In the proof of theorem 10.10 in Real and complex analysis Rudin states that if we will differentiate $$\phi(t) = \exp \left\{\int_a^t \frac{\gamma'(s)}{\gamma(s)-z} \,\textrm{d}s\right\}, \textrm{we obtain the equality: } \frac{\phi'(t)}{\phi(t)} = \frac{\gamma'(t)}{\gamma(t)-z} $$ which is true almost everywhere (with exception of set $S$, which is finite: $\gamma$ doesn't have to have the derivative everywhere). I can understand this: $$\ln \phi(t) = \int_a^t \frac{\gamma'(s)}{\gamma(s)-z} \,\textrm{d}s \textrm{ implies } (\ln \phi(t))' = \frac{\phi'(t)}{\phi(t)} = \dots = \frac{\gamma'(t)}{\gamma(t) - z}.$$ I hope that the preceeding reasoning is correct (if not, what to do?). But how to conclude that $\phi / (\gamma -z )$ is a continuous function on $[a, b]$ whose derivative is zero on $[a,b] \setminus S$? Here $\gamma \colon [a,b] \to \mathbb C$ is a closed path. Especially the derivative part is a trouble.
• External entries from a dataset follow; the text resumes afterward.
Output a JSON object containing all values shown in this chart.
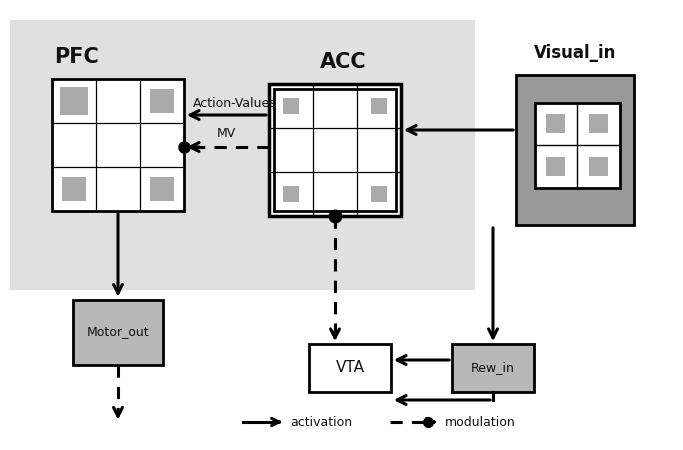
{
  "white": "#ffffff",
  "black": "#000000",
  "gray_bg": "#e0e0e0",
  "gray_dark": "#999999",
  "gray_medium": "#b8b8b8",
  "gray_sq": "#aaaaaa",
  "text_color": "#111111",
  "pfc_label": "PFC",
  "acc_label": "ACC",
  "visual_label": "Visual_in",
  "motor_label": "Motor_out",
  "vta_label": "VTA",
  "rew_label": "Rew_in",
  "action_values_label": "Action-Values",
  "mv_label": "MV",
  "legend_activation": "activation",
  "legend_modulation": "modulation",
  "figsize": [
    6.83,
    4.5
  ],
  "dpi": 100
}
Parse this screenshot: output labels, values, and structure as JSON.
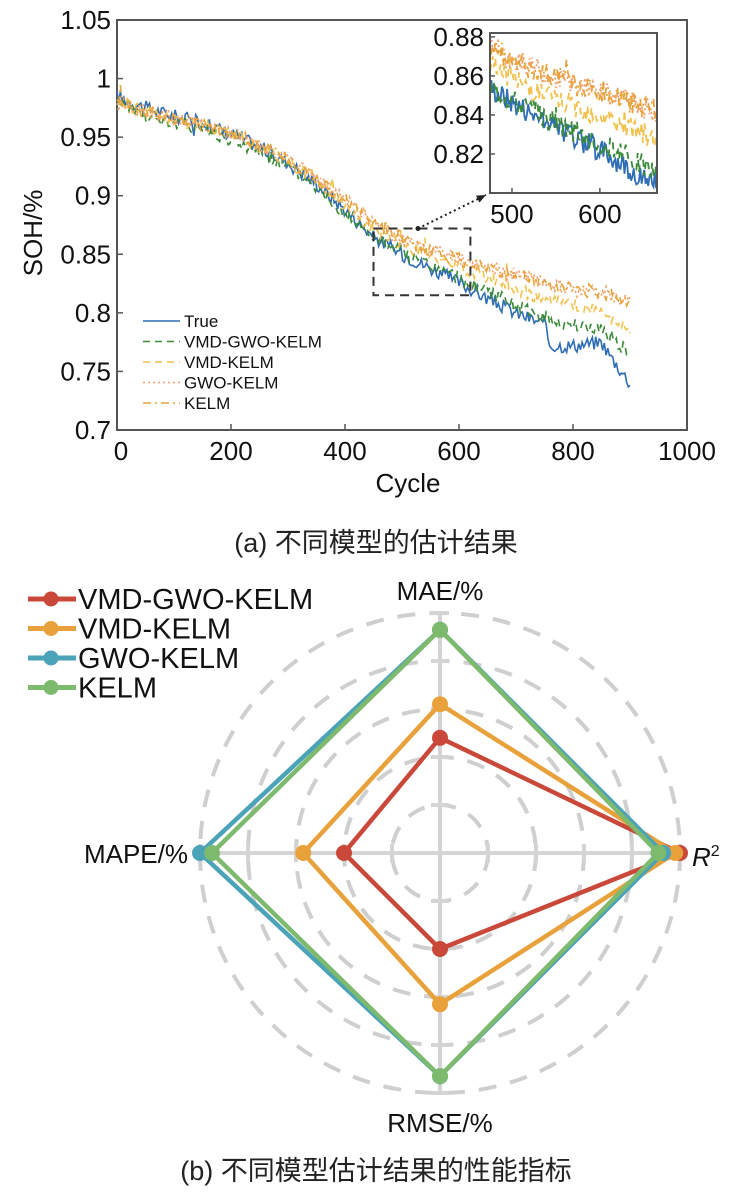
{
  "chart_data": [
    {
      "type": "line",
      "title": "",
      "caption": "(a) 不同模型的估计结果",
      "xlabel": "Cycle",
      "ylabel": "SOH/%",
      "xlim": [
        0,
        1000
      ],
      "ylim": [
        0.7,
        1.05
      ],
      "xticks": [
        "0",
        "200",
        "400",
        "600",
        "800",
        "1000"
      ],
      "yticks": [
        "0.7",
        "0.75",
        "0.8",
        "0.85",
        "0.9",
        "0.95",
        "1",
        "1.05"
      ],
      "legend_position": "bottom-left",
      "series": [
        {
          "name": "True",
          "color": "#2f6db5",
          "dash": "solid",
          "x": [
            0,
            50,
            100,
            150,
            200,
            250,
            300,
            350,
            400,
            450,
            500,
            550,
            600,
            650,
            700,
            750,
            760,
            800,
            850,
            870,
            900
          ],
          "y": [
            0.985,
            0.975,
            0.968,
            0.962,
            0.953,
            0.942,
            0.928,
            0.91,
            0.888,
            0.865,
            0.85,
            0.838,
            0.826,
            0.812,
            0.8,
            0.79,
            0.772,
            0.772,
            0.775,
            0.76,
            0.74
          ]
        },
        {
          "name": "VMD-GWO-KELM",
          "color": "#3a8a3a",
          "dash": "dashed",
          "x": [
            0,
            50,
            100,
            150,
            200,
            250,
            300,
            350,
            400,
            450,
            500,
            550,
            600,
            650,
            700,
            750,
            800,
            850,
            900
          ],
          "y": [
            0.982,
            0.968,
            0.962,
            0.957,
            0.948,
            0.938,
            0.925,
            0.908,
            0.885,
            0.866,
            0.852,
            0.84,
            0.83,
            0.818,
            0.806,
            0.796,
            0.789,
            0.787,
            0.765
          ]
        },
        {
          "name": "VMD-KELM",
          "color": "#f2c14e",
          "dash": "dashed",
          "x": [
            0,
            50,
            100,
            150,
            200,
            250,
            300,
            350,
            400,
            450,
            500,
            550,
            600,
            650,
            700,
            750,
            800,
            850,
            900
          ],
          "y": [
            0.98,
            0.972,
            0.966,
            0.96,
            0.952,
            0.942,
            0.93,
            0.913,
            0.893,
            0.872,
            0.858,
            0.848,
            0.84,
            0.83,
            0.82,
            0.812,
            0.806,
            0.802,
            0.783
          ]
        },
        {
          "name": "GWO-KELM",
          "color": "#f0a070",
          "dash": "dotted",
          "x": [
            0,
            50,
            100,
            150,
            200,
            250,
            300,
            350,
            400,
            450,
            500,
            550,
            600,
            650,
            700,
            750,
            800,
            850,
            900
          ],
          "y": [
            0.978,
            0.973,
            0.967,
            0.961,
            0.953,
            0.943,
            0.931,
            0.915,
            0.896,
            0.876,
            0.862,
            0.853,
            0.846,
            0.838,
            0.832,
            0.826,
            0.82,
            0.818,
            0.81
          ]
        },
        {
          "name": "KELM",
          "color": "#e8a33a",
          "dash": "dashdot",
          "x": [
            0,
            50,
            100,
            150,
            200,
            250,
            300,
            350,
            400,
            450,
            500,
            550,
            600,
            650,
            700,
            750,
            800,
            850,
            900
          ],
          "y": [
            0.978,
            0.973,
            0.967,
            0.961,
            0.953,
            0.943,
            0.931,
            0.915,
            0.896,
            0.876,
            0.862,
            0.853,
            0.846,
            0.838,
            0.832,
            0.826,
            0.82,
            0.818,
            0.81
          ]
        }
      ],
      "zoom_box": {
        "xlim": [
          450,
          620
        ],
        "ylim": [
          0.815,
          0.872
        ]
      },
      "inset": {
        "xlim": [
          475,
          665
        ],
        "ylim": [
          0.8,
          0.882
        ],
        "xticks": [
          "500",
          "600"
        ],
        "yticks": [
          "0.82",
          "0.84",
          "0.86",
          "0.88"
        ]
      }
    },
    {
      "type": "radar",
      "caption": "(b) 不同模型估计结果的性能指标",
      "axes": [
        "MAE/%",
        "R²",
        "RMSE/%",
        "MAPE/%"
      ],
      "axis_label_r2_base": "R",
      "axis_label_r2_sup": "2",
      "rings": 5,
      "legend_position": "top-left",
      "value_scale": "normalized (0-1 of outer ring)",
      "series": [
        {
          "name": "VMD-GWO-KELM",
          "color": "#c9483a",
          "values": [
            0.48,
            1.0,
            0.4,
            0.4
          ]
        },
        {
          "name": "VMD-KELM",
          "color": "#e9a23b",
          "values": [
            0.62,
            0.98,
            0.63,
            0.57
          ]
        },
        {
          "name": "GWO-KELM",
          "color": "#4ba3b8",
          "values": [
            0.93,
            0.93,
            0.93,
            1.0
          ]
        },
        {
          "name": "KELM",
          "color": "#7dba6e",
          "values": [
            0.93,
            0.91,
            0.93,
            0.95
          ]
        }
      ]
    }
  ]
}
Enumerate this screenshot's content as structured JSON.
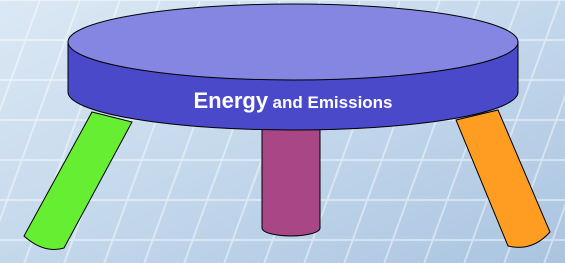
{
  "stool": {
    "label_main": "Energy",
    "label_rest": "and Emissions"
  }
}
Of course, it is true that $$\frac{\phi(t)}{\gamma(t)-z} = \frac{\phi'(t)}{\gamma'(t)}.$$ If RHS is constant, then $\phi'(t) = c \gamma'(t)$. Using the definition I write $$\phi'(t) = \exp \left\{\int_a^t \frac{\gamma'(s)}{\gamma(s)-z} \,\textrm{d}s\right\} \cdot \frac{1}{\gamma(t)-z} \cdot \gamma'(t) = c(t) \cdot \gamma'(t).$$ Looking at this I'm not convinced that $c$ is $t$-independent (constant).

Answer 1

It turns out that the answer is quite obvious. We know that $\phi(t) \gamma'(t) = \phi'(t) (\gamma(t)-z)$, so: $$\left[\frac {\phi(t)}{\gamma(t)-z}\right]' = \frac{\phi'(t)(\gamma(t)-z) - \phi (t) \gamma'(t)}{(\gamma(t)-z)^2} = 0.$$

I will leave it here, maybe somebody will find it helpful.